You see, even the stuff that is theoretically complimentary in this arena can feel bad. “We’ve all been there where we feel like… I don’t know, maybe we’ve been going to the gym or going running and you just come back from holiday, you’ve got a tan, and you’re like, ‘I think I look great right now,’” he says. “There are those moments in life where you feel good about yourself. If someone says in a comment like, ‘Oh, my God, glow up!’ you’re like, ‘Oh, man,’ because I know that I can only keep that up for a day or two and then I’m back to the burgers. And then, secondly, What was I like [before]? Glow up?!”
O’Connor doesn’t necessarily want to fit into the traditional movie-star aesthetic, anyway. “As a person, Josh has never changed,” says Dior’s creative director Jonathan Anderson.
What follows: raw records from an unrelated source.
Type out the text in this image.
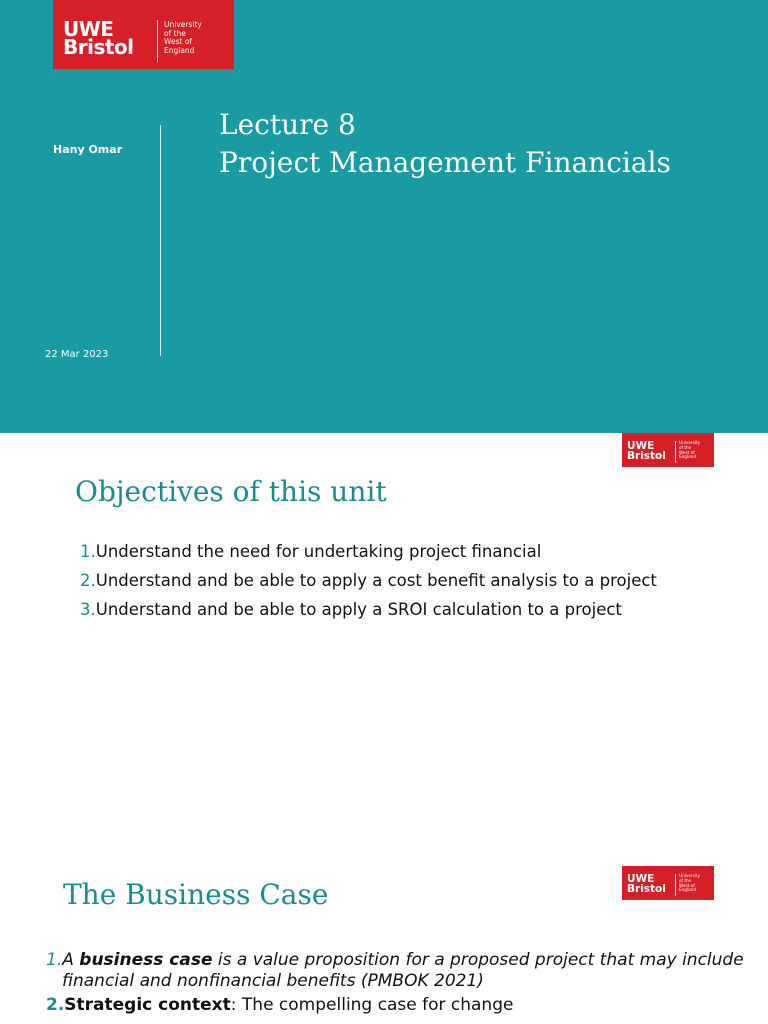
UWE
Bristol
University
of the
West of
England
Hany Omar
22 Mar 2023
Lecture 8
Project Management Financials
UWE
Bristol
University
of the
West of
England
Objectives of this unit
1.Understand the need for undertaking project financial
2.Understand and be able to apply a cost benefit analysis to a project
3.Understand and be able to apply a SROI calculation to a project
UWE
Bristol
University
of the
West of
England
The Business Case
1.A business case is a value proposition for a proposed project that may include financial and nonfinancial benefits (PMBOK 2021)
2.Strategic context: The compelling case for change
O’Connor had been fronting campaigns for Anderson at his previous brand, Loewe, since 2017. “He has always been the same Josh.”
One of the core movie memories from O’Connor’s childhood was seeing Pete Postlethwaite in Brassed Off, a 1990s comedy about dispirited coal miners in a brass band in the north. “I was like, ‘Whoa,’” he says. “That was the first time I watched a movie where the movie star looks like someone I know, a relative, doesn’t look like Brad Pitt in Fight Club or Leo in Titanic. He looks a bit gnarled and real. I just remember being like, ‘Fuck, that’s incredible.’”
Later, he mentions Postlethwaite again when I ask him about the kind of career he’d like to have. “The movie stars I’m really becoming more and more intrigued by are the ones that do something and then disappear, and then they pop up in this other movie and you’re like, ‘Huh, that’s that guy,’” he tells me. They’re what you might call “journeyman actors,” he says, namechecking Philip Seymour Hoffman, too.